First step to get that washed-out look is to set alpha down to about 0.2 (you could also draw a transparent rectangle on top but this is more efficient).
Then draw the complete image.
Reset alpha
Draw the peep-hole using clipping with corrected offsets for the source.
-
/// main draw
function update() {
if (img === null) return;
/// limit x/y as drawImage cannot draw with negative
/// offsets for clipping
if (ix + offsetX > rect[0]) ix = rect[0] - offsetX;
if (iy + offsetY > rect[1]) iy = rect[1] - offsetY;
/// clear background to clear off garbage
ctx.clearRect(0, 0, canvas.width, canvas.height);
/// make everything transparent
ctx.globalAlpha = 0.2;
/// draw complete background
ctx.drawImage(img, ix + offsetX, iy + offsetY);
/// reset alpha as we need opacity for next draw
ctx.globalAlpha = 1;
/// draw a clipped version of the background and
/// adjust for offset and image position
ctx.drawImage(img, -ix - offsetX + rect[0], /// sx
-iy - offsetY + rect[1], /// sy
rect[2], rect[3], /// sw/h
/// destination
rect[0], rect[1], rect[2], rect[3]);
/// make a nice sharp border by offsetting it half pixel
ctx.strokeRect(rect[0] + 0.5, rect[1] + 0.5, rect[2], rect[3]);
}
Now it's a matter of handling mouse down, move and up and calculate the offsets -
In the mouse down we store current mouse positions that we'll use for calculating deltas on mouse move:
canvas.onmousedown = function(e) {
/// don't do anything until we have an image
if (img === null) return;
/// correct mouse pos
var coords = getPos(e),
x = coords[0],
y = coords[1];
/// store current position to calc deltas
deltaX = x;
deltaY = y;
/// here we go..
mouseDown = true;
}
Here we use the deltas to avoid image jumping setting the corner to mouse position.
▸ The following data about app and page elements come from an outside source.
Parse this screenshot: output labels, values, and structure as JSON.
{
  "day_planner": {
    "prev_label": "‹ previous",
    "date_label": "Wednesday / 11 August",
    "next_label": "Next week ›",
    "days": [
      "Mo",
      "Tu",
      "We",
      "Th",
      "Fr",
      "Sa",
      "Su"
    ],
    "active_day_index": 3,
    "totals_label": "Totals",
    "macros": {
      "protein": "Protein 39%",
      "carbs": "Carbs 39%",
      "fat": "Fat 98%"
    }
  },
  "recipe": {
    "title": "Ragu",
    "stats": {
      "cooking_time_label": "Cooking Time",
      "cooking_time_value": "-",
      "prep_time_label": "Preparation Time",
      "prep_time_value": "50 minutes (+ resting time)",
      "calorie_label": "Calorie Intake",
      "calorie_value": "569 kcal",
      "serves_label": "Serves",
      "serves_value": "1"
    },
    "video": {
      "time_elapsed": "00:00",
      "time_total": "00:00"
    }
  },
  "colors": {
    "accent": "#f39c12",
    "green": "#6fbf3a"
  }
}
The deltas are transferred as offsets to the update function:
canvas.onmousemove = function(e) {
/// in a drag?
if (mouseDown === true) {
var coords = getPos(e),
x = coords[0],
y = coords[1];
/// offset = current - original position
offsetX = x - deltaX;
offsetY = y - deltaY;
/// redraw what we have so far
update();
}
}
And finally on mouse up we make the offsets a permanent part of the image position:
document.onmouseup = function(e) {
/// was in a drag?
if (mouseDown === true) {
/// not any more!!!
mouseDown = false;
/// make image pos. permanent
ix += offsetX;
iy += offsetY;
/// so we need to reset offsets as well
offsetX = offsetY = 0;
}
}
For zooming the canvas I believe this is already answered in this post - you should be able to merge this with the answer given here:
Zoom Canvas to Mouse Cursor
To do something like you have requested, it is just a case of having 2 canvases, each with different z-index. one canvas smaller than the other and position set to the x and y of the mouse.
Then you just display on the small canvas the correct image based on the position of the x and y on the small canvas in relation to the larger canvas.
However your question is asking for a specific solution, which unless someone has done and they are willing to just dump their code, you're going to find it hard to get a complete answer. I hope it goes well though.